Re: Speedup twophase transactions

From: Simon Riggs <simon(at)2ndQuadrant(dot)com>
To: Stas Kelvich <s(dot)kelvich(at)postgrespro(dot)ru>
Cc: Simon Riggs <simon(at)2ndquadrant(dot)com>, Alvaro Herrera <alvherre(at)2ndquadrant(dot)com>, pgsql-hackers <pgsql-hackers(at)postgresql(dot)org>
Subject: Re: Speedup twophase transactions
Date: 2016-01-11 18:43:47
Message-ID: CANP8+j+S3ed_2zLRR7jST8-qv2=tQc_L=1YVscm=cpT6k53r5g@mail.gmail.com
Views: Raw Message | Whole Thread | Download mbox | Resend email
Thread:
Lists: pgsql-hackers

On 11 January 2016 at 12:58, Stas Kelvich <s(dot)kelvich(at)postgrespro(dot)ru> wrote:

>
> > On 10 Jan 2016, at 12:15, Simon Riggs <simon(at)2ndquadrant(dot)com> wrote:
> >
> > So we've only optimized half the usage? We're still going to cause
> replication delays.
>
> Yes, replica will go through old procedures of moving data to and from
> file.
>
> > We can either
> >
> > 1) Skip fsyncing the RecreateTwoPhaseFile and then fsync during
> restartpoints
>
> From what i’ve seen with old 2pc code main performance bottleneck was
> caused by frequent creating of files. So better to avoid files if possible.
>
> >
> > 2) Copy the contents to shmem and then write them at restartpoint as we
> do for checkpoint
> > (preferred)
>
> Problem with shared memory is that we can’t really predict size of state
> data, and anyway it isn’t faster then reading data from WAL
> (I have tested that while preparing original patch).
>
> We can just apply the same logic on replica that on master: do not do
> anything special on prepare, and just read that data from WAL.
> If checkpoint occurs during recovery/replay probably existing code will
> handle moving data to files.
>
> I will update patch to address this issue.
>

I'm looking to commit what we have now, so lets do that as a separate but
necessary patch please.

> > I think padding will negate the effects of the additional bool.
> >
> > If we want to reduce the size of the array GIDSIZE is currently 200, but
> XA says maximum 128 bytes.
> >
> > Anybody know why that is set to 200?
>
> Good catch about GID size.
>

I'll apply that as a separate patch also.

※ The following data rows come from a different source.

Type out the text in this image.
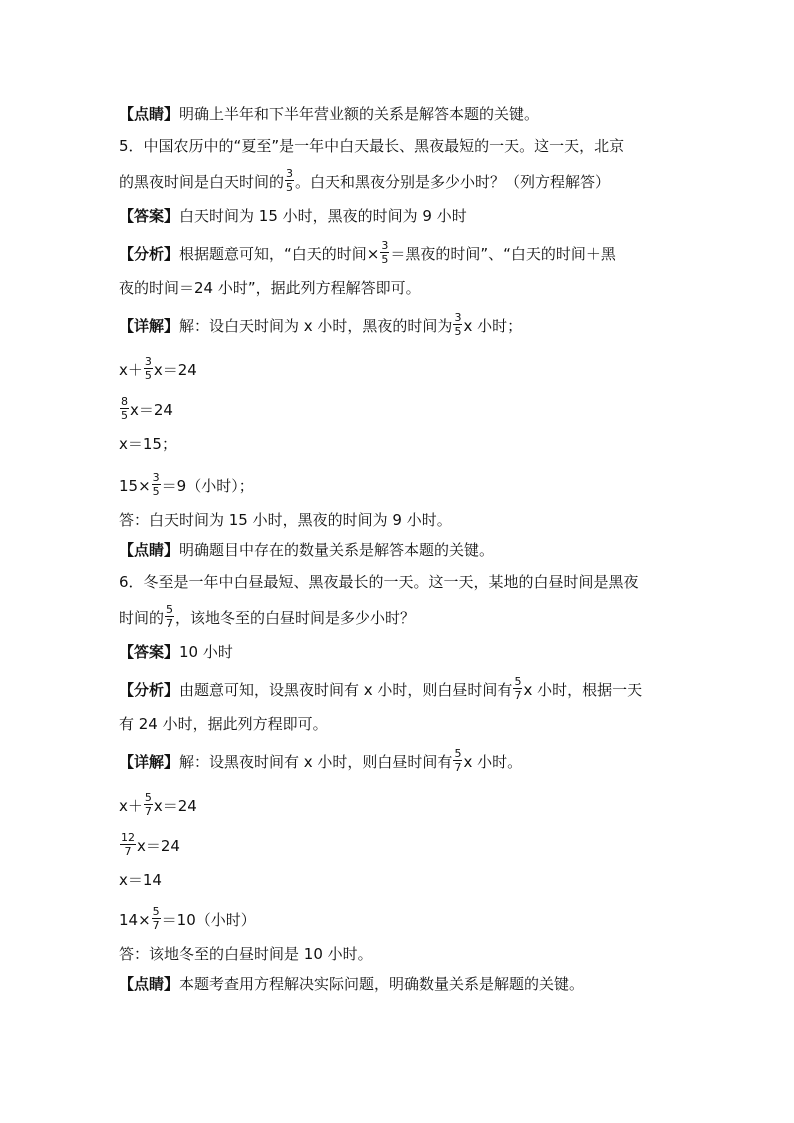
【点睛】明确上半年和下半年营业额的关系是解答本题的关键。
5．中国农历中的“夏至”是一年中白天最长、黑夜最短的一天。这一天，北京
的黑夜时间是白天时间的 $\frac{3}{5}$ 。白天和黑夜分别是多少小时？（列方程解答）
【答案】白天时间为 15 小时，黑夜的时间为 9 小时
【分析】根据题意可知，“白天的时间× $\frac{3}{5}$ ＝黑夜的时间”、“白天的时间＋黑
夜的时间＝24 小时”，据此列方程解答即可。
【详解】解：设白天时间为 x 小时，黑夜的时间为 $\frac{3}{5}$ x 小时；
$x+ \frac{3}{5} x=24$
$\frac{8}{5} x=24$
x＝15；
$15\times \frac{3}{5} =9$（小时）；
答：白天时间为 15 小时，黑夜的时间为 9 小时。
【点睛】明确题目中存在的数量关系是解答本题的关键。
6．冬至是一年中白昼最短、黑夜最长的一天。这一天，某地的白昼时间是黑夜
时间的 $\frac{5}{7}$ ，该地冬至的白昼时间是多少小时？
【答案】10 小时
【分析】由题意可知，设黑夜时间有 x 小时，则白昼时间有 $\frac{5}{7}$ x 小时，根据一天
有 24 小时，据此列方程即可。
【详解】解：设黑夜时间有 x 小时，则白昼时间有 $\frac{5}{7}$ x 小时。
$x+ \frac{5}{7} x=24$
$\frac{12}{7} x=24$
x＝14
$14\times \frac{5}{7} =10$（小时）
答：该地冬至的白昼时间是 10 小时。
【点睛】本题考查用方程解决实际问题，明确数量关系是解题的关键。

> If we talk about further optimisations i see two ways:
>
> 1) Optimising access to GXACT. Here we can try to shrink it; introduce
> more granular locks,
> e.g. move GIDs out of GXACT and lock GIDs array only once while checking
> new GID uniqueness; try to lock only part of GXACT by hash; etc.
>

Have you measured lwlocking as a problem?

> 2) Be optimistic about consequent COMMIT PREPARED. In normal workload next
> command after PREPARE will be COMMIT/ROLLBACK, so we can save
> transaction context and release it only if next command isn’t our
> designated COMMIT/ROLLBACK. But that is a big amount of work and requires
> changes to whole transaction pipeline in postgres.
>

We'd need some way to force session pools to use that correctly, but yes,
agreed.

> Anyway I suggest that we should consider that as a separate task.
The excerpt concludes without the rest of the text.